Backers include VC 360 Capital Partners, high net-worth investors and business angels.
Banca AideXa is not a big beast, but it’s growing and, moreover, the small and micro business sector is bountiful, the backbone of the Italian economy with four million businesses.
Revenues up
Banca AideXa recorded revenues topping €29 million in 2024, compared to €12 million in 2023, with a total portfolio of €634 million in outstanding loans at the end of 2024.
It has over 20,000 active customers but currently has just 1.5 per cent market share of guaranteed loans.
Pividori is not immune to the occasional bon mot (“I am an only child. So, I am always asking to be with others”), and likes bigging up his 110-strong staff, planned to grow to 130 this year.

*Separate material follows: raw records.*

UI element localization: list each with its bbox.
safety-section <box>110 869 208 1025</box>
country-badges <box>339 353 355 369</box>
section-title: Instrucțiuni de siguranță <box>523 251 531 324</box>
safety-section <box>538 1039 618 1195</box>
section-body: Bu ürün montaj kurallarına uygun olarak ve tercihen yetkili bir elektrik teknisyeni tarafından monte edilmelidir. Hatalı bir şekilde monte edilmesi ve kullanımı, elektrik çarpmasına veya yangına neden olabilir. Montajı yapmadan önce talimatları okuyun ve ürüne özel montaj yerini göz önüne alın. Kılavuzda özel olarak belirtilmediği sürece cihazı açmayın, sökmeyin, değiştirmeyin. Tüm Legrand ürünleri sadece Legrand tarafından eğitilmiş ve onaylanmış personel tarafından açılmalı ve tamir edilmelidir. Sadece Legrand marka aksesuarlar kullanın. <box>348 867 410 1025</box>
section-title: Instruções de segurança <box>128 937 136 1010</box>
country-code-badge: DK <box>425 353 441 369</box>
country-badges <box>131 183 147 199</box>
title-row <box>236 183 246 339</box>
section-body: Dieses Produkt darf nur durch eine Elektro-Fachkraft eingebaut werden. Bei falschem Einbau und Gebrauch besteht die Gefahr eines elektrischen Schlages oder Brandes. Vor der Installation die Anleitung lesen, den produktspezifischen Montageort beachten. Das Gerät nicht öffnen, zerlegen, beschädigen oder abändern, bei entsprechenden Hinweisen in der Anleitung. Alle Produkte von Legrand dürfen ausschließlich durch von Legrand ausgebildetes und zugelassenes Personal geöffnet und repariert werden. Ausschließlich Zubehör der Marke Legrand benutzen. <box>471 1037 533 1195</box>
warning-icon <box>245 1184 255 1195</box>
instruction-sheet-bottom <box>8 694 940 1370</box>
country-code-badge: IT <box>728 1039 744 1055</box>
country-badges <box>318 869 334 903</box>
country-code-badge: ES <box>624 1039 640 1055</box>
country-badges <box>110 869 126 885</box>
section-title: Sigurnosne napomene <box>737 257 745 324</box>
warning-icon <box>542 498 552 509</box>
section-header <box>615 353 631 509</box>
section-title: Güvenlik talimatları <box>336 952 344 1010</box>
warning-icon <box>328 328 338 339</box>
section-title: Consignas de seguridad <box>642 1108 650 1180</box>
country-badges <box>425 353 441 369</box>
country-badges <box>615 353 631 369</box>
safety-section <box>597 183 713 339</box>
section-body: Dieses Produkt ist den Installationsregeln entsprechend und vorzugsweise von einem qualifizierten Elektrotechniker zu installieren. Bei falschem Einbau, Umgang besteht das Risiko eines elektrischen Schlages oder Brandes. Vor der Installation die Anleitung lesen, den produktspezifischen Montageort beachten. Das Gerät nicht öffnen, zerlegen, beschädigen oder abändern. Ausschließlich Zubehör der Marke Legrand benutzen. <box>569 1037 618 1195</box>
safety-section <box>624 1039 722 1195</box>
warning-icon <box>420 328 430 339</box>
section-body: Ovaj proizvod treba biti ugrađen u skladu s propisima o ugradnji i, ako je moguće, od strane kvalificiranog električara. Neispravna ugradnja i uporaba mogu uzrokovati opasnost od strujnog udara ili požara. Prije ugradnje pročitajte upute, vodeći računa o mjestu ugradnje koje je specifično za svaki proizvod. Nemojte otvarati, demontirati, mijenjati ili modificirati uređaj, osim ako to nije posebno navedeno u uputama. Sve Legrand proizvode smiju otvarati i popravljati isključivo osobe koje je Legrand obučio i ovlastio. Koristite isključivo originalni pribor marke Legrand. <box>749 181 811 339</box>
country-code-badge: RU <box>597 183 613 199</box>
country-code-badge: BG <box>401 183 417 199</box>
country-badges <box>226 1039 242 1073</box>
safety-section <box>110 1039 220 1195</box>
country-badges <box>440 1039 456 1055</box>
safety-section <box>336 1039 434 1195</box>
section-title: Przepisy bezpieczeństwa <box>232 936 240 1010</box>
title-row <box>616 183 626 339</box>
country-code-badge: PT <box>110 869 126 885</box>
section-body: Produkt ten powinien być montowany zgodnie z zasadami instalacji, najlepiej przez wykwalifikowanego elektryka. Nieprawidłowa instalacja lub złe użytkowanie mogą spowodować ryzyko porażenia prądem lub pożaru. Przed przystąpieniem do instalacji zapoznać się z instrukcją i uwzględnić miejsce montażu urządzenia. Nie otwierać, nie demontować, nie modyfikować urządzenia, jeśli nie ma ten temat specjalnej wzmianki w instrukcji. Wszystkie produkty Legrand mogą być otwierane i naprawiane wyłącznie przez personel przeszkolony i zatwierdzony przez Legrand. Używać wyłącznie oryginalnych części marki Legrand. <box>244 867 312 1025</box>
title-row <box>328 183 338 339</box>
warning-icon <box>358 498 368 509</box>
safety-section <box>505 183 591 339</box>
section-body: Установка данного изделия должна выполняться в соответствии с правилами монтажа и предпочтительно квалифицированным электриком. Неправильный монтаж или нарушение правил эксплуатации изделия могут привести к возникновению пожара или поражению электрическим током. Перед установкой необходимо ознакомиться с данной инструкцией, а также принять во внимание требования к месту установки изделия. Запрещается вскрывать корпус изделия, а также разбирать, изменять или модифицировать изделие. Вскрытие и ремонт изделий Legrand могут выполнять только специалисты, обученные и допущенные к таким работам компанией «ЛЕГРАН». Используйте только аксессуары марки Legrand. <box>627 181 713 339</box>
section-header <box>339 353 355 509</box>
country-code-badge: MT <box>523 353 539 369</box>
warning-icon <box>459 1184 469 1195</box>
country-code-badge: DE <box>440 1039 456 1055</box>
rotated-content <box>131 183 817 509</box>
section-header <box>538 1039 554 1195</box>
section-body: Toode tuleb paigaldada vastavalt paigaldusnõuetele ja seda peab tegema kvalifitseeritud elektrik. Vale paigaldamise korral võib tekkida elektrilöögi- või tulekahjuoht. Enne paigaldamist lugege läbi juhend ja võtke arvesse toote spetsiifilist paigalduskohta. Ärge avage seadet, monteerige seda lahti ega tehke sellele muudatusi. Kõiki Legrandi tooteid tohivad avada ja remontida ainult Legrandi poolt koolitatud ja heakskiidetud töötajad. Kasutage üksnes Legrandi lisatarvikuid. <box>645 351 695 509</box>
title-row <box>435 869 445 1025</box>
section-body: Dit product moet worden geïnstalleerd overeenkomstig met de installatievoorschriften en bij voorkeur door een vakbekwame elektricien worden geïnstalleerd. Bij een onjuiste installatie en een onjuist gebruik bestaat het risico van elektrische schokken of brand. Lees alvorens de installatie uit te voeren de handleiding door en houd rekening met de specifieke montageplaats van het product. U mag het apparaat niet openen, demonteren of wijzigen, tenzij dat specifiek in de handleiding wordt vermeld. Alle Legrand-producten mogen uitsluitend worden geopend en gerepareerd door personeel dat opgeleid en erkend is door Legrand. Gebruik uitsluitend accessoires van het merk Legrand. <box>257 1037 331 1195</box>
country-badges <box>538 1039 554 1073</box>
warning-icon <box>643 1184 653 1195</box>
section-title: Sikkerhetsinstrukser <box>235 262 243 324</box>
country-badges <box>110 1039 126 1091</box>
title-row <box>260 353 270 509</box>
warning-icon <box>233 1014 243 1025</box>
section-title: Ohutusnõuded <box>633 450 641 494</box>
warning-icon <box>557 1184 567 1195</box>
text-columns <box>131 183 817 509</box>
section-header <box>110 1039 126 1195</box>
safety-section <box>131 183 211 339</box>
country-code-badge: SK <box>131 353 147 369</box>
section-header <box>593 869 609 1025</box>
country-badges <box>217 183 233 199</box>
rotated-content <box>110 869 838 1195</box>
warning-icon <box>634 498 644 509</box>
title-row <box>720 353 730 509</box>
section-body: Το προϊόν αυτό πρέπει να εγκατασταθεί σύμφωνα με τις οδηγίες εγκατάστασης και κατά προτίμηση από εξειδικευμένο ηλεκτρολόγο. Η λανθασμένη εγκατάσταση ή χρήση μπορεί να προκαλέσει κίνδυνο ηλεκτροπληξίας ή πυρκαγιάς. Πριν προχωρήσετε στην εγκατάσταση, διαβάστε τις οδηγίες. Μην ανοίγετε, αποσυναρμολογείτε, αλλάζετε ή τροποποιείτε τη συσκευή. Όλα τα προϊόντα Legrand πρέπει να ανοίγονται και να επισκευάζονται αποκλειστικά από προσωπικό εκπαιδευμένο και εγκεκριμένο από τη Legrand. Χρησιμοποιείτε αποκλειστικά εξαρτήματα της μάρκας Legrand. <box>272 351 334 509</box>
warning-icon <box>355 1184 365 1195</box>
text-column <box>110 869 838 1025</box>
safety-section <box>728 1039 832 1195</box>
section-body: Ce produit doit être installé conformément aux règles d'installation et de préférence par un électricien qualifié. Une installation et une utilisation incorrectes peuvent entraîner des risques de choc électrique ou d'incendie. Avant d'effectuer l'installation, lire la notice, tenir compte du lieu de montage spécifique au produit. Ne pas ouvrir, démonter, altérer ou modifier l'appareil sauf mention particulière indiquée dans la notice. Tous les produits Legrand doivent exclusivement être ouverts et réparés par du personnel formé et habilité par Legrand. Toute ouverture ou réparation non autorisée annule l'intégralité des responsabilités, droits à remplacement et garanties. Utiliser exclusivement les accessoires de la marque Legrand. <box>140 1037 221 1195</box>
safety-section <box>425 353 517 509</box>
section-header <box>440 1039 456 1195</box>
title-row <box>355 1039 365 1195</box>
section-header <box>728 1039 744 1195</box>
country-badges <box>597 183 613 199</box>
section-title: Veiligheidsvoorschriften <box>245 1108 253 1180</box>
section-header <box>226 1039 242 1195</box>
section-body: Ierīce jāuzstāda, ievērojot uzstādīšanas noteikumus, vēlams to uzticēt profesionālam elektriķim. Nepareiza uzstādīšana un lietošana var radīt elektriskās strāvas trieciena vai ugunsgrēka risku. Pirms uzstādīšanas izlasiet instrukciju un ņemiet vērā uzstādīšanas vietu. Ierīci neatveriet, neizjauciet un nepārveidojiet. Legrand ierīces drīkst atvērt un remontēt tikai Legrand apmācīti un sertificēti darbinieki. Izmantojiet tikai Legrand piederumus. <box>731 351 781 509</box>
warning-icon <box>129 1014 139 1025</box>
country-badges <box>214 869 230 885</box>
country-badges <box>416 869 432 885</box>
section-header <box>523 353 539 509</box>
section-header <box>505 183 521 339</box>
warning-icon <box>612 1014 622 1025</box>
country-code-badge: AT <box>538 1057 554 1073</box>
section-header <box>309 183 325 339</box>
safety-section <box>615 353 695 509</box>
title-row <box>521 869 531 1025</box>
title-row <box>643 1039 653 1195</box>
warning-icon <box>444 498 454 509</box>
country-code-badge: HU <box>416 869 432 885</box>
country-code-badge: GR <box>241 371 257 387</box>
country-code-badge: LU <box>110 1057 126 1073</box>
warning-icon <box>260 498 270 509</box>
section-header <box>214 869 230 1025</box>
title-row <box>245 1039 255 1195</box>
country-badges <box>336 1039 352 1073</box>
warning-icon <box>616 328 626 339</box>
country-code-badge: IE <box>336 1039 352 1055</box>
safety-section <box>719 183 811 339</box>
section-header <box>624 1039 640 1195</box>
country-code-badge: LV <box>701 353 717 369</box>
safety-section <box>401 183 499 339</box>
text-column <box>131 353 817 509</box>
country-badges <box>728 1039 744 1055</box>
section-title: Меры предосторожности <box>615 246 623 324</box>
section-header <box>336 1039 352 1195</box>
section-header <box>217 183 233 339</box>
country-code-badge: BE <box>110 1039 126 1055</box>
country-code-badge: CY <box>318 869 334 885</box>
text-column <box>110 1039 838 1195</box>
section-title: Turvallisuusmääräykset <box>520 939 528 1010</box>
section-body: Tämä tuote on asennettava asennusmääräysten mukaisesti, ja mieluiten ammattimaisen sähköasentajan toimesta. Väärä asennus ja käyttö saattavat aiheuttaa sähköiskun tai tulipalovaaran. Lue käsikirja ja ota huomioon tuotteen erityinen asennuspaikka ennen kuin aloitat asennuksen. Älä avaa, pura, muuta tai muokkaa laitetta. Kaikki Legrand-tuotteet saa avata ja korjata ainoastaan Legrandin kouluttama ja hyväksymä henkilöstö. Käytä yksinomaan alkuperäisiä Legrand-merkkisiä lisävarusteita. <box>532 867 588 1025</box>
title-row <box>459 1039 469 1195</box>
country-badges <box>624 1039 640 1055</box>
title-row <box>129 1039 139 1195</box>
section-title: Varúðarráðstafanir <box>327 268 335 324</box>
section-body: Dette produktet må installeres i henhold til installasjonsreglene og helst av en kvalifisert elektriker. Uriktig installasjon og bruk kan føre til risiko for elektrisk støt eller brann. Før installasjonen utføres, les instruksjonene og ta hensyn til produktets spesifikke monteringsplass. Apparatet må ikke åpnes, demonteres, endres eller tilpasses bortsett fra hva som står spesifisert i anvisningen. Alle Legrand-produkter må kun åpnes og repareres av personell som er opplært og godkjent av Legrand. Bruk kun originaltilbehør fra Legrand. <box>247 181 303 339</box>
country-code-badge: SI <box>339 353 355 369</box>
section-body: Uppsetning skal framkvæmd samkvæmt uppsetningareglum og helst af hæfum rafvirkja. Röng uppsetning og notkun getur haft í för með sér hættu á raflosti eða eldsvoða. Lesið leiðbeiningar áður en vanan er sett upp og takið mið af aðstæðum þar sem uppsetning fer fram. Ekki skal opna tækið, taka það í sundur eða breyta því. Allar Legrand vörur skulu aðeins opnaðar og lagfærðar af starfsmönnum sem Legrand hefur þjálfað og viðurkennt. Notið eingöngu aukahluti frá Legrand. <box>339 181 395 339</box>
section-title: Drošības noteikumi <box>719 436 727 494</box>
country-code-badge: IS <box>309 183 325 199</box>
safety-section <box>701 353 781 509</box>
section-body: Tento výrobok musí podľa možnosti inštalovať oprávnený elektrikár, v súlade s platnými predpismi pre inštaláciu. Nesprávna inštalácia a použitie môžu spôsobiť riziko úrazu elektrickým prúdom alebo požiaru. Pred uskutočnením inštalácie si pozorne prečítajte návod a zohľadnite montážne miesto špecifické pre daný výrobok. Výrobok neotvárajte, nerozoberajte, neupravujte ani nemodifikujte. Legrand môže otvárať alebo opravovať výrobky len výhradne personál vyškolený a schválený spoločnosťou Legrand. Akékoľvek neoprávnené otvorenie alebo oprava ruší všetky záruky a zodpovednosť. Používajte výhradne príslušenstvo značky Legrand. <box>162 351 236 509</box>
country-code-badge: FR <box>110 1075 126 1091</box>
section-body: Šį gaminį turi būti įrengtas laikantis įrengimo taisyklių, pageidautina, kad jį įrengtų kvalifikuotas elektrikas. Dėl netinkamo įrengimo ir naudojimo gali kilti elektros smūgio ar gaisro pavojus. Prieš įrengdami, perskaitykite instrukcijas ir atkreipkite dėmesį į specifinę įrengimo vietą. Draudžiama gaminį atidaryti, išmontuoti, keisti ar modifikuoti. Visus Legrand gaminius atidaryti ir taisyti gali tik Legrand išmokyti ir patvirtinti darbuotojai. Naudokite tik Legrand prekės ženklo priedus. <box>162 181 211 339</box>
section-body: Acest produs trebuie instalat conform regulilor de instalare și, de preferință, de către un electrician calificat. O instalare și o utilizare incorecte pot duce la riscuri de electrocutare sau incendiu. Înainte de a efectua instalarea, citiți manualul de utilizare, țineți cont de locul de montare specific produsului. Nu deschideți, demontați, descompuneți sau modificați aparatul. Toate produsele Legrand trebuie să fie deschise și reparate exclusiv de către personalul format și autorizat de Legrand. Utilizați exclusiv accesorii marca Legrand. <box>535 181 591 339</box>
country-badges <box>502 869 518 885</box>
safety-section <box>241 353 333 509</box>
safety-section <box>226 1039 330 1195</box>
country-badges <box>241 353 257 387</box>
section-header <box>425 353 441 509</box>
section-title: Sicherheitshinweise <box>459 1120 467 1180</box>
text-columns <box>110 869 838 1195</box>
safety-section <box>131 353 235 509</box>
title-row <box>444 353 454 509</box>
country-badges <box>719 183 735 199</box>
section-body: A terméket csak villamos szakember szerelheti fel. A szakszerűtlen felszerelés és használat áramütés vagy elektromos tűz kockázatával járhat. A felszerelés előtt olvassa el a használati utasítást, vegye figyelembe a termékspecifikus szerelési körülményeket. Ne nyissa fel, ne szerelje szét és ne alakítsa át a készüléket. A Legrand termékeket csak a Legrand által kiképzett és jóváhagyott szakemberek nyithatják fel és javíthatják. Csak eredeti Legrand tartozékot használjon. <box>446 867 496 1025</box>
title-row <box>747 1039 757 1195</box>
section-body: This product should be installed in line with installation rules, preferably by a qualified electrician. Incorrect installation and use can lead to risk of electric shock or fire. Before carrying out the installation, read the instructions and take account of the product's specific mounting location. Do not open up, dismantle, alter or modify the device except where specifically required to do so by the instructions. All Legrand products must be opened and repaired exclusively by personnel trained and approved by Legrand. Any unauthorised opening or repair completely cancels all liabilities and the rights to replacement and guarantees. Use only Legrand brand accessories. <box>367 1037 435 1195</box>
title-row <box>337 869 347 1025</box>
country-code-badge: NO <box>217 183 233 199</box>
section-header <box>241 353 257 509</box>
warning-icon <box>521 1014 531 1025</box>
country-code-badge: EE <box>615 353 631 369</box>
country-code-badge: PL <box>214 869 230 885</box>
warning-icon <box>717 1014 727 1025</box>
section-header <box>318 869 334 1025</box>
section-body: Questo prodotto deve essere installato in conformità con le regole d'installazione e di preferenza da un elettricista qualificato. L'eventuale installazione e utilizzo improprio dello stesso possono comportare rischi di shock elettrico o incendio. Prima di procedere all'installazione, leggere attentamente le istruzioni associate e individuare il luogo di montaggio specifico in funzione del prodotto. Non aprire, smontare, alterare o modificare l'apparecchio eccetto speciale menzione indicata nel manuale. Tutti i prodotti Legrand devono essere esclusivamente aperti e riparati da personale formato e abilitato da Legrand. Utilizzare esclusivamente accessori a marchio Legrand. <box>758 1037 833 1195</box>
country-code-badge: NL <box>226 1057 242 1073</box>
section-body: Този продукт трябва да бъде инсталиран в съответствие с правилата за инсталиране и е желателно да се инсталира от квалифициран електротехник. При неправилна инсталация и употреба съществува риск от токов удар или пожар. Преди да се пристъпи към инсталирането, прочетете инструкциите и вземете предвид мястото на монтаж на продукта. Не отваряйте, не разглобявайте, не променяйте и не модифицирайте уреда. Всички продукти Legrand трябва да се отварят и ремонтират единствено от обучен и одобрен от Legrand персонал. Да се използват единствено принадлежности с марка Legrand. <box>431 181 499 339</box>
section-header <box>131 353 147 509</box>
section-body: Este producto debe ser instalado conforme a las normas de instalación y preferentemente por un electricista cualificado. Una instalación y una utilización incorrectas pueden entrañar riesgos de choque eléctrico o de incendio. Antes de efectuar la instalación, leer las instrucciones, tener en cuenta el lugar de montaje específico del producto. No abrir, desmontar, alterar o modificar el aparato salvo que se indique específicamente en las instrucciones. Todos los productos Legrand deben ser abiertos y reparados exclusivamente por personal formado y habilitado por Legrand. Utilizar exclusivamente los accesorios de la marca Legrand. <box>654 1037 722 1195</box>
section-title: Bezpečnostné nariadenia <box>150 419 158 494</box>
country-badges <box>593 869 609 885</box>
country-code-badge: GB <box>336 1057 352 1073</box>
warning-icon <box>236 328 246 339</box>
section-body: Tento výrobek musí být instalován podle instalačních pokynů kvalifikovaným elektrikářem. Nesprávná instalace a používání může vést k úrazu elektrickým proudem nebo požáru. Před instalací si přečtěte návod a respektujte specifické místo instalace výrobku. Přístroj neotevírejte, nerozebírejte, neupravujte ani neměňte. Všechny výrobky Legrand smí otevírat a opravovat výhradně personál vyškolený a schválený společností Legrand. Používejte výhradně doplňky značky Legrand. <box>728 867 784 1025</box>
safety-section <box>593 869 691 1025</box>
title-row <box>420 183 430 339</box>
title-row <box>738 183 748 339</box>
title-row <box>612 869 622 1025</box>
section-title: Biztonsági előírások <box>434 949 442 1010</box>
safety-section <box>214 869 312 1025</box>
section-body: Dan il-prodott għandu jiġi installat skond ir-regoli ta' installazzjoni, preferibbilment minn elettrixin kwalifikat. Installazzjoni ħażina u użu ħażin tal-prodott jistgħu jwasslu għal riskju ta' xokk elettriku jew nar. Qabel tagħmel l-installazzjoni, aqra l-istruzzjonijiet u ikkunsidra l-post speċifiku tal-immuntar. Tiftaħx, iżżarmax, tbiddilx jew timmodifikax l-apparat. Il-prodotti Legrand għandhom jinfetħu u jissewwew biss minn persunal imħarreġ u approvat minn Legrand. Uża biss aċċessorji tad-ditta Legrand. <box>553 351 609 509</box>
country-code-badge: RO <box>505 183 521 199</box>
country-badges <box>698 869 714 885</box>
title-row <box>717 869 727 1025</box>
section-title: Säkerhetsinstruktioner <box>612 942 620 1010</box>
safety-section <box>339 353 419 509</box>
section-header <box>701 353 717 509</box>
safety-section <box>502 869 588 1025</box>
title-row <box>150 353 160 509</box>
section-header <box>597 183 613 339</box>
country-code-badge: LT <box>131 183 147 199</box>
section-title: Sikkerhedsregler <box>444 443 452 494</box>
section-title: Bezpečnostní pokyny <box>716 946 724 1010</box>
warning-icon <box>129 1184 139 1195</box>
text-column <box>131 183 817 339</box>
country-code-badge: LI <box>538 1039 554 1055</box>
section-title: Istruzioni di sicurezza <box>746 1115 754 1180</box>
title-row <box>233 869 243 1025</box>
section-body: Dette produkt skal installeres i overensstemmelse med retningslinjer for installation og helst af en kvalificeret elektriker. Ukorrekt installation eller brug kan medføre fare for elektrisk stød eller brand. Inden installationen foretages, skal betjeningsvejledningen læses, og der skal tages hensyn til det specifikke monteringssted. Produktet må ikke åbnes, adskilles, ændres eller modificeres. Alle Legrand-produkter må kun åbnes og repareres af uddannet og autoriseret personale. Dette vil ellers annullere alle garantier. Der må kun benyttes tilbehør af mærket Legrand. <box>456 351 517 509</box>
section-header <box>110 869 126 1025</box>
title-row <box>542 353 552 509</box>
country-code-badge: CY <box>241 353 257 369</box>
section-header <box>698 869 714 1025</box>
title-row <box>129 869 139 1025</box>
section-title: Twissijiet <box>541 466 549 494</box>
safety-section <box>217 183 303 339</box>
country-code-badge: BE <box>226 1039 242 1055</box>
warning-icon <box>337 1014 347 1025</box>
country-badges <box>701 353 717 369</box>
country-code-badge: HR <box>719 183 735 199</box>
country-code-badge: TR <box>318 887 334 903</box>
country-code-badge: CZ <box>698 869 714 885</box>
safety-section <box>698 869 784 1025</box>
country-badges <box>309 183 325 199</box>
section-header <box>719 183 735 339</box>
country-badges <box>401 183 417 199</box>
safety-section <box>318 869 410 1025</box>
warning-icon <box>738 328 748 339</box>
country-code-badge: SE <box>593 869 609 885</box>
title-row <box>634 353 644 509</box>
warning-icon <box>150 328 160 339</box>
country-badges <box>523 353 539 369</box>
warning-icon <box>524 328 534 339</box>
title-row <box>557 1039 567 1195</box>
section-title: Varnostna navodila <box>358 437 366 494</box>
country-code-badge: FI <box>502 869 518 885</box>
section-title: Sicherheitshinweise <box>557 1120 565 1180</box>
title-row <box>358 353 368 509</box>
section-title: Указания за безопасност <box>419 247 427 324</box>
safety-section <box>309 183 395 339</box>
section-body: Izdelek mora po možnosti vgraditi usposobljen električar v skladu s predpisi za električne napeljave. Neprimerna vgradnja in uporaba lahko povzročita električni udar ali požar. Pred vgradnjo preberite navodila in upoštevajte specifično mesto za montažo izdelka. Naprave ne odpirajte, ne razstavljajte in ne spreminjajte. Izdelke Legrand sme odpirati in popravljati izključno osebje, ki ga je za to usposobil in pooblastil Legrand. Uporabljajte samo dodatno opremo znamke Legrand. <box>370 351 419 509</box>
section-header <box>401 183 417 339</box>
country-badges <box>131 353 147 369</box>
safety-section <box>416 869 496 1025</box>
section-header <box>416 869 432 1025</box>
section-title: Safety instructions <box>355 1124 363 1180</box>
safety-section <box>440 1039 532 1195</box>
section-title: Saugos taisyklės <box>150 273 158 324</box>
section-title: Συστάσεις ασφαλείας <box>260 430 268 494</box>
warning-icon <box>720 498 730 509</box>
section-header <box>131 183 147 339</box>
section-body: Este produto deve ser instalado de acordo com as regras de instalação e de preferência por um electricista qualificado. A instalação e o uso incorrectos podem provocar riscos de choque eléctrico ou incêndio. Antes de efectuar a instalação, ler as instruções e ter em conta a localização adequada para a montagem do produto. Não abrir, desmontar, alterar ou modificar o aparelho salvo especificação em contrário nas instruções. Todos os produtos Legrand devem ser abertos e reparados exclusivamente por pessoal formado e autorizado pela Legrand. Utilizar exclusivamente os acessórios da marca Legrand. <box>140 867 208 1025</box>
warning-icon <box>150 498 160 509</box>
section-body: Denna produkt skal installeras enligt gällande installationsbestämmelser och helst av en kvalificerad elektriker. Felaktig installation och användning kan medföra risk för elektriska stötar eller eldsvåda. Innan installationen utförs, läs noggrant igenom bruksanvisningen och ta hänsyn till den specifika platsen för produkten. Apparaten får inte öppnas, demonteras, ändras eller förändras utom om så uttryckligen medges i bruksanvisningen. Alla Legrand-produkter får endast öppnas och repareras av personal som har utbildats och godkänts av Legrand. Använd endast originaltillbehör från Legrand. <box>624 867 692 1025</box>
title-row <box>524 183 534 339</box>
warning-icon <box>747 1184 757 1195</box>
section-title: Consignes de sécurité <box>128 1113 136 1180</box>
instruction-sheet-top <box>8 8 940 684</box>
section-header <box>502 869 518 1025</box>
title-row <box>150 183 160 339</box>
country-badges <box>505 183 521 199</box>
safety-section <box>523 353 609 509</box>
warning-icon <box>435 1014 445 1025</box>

Four of the bank’s staff, the father of two points out, have PHDs in Maths while the average age is 33.
His management style, he says, is team-centric, saying he’s a “glass half full” manager, who will push colleagues when he senses an opportunity.
Hitting profit and future
Pividori says one of the bank’s big achievements under his tenure is hitting a profit at the end of 2024, with full-year profitability on the cards for 2025.
However, there are challenges ahead for the bank and its rivals as state guarantees for businesses are decreasing, despite an economic credit crunch.
That said, 2025 is already looking busy: an office move and a new credit scoring feature are to come while growing its broker network and inking in partnerships with banks are also on the agenda.
It is also targeting €45 revenues for 2025 and the CEO says a goal is to snatch four per cent of the guaranteed loans market in five years.
The CEO says:
“With our financial innovations and constant technological support, our goal is to assist an increasing number of these companies, which currently represent 30 per cent of GDP and approximately half of all jobs.”
Pividori might be busy with the day job, but weekends are downtime, spent with the family, in the Alps or playing a bit of padel.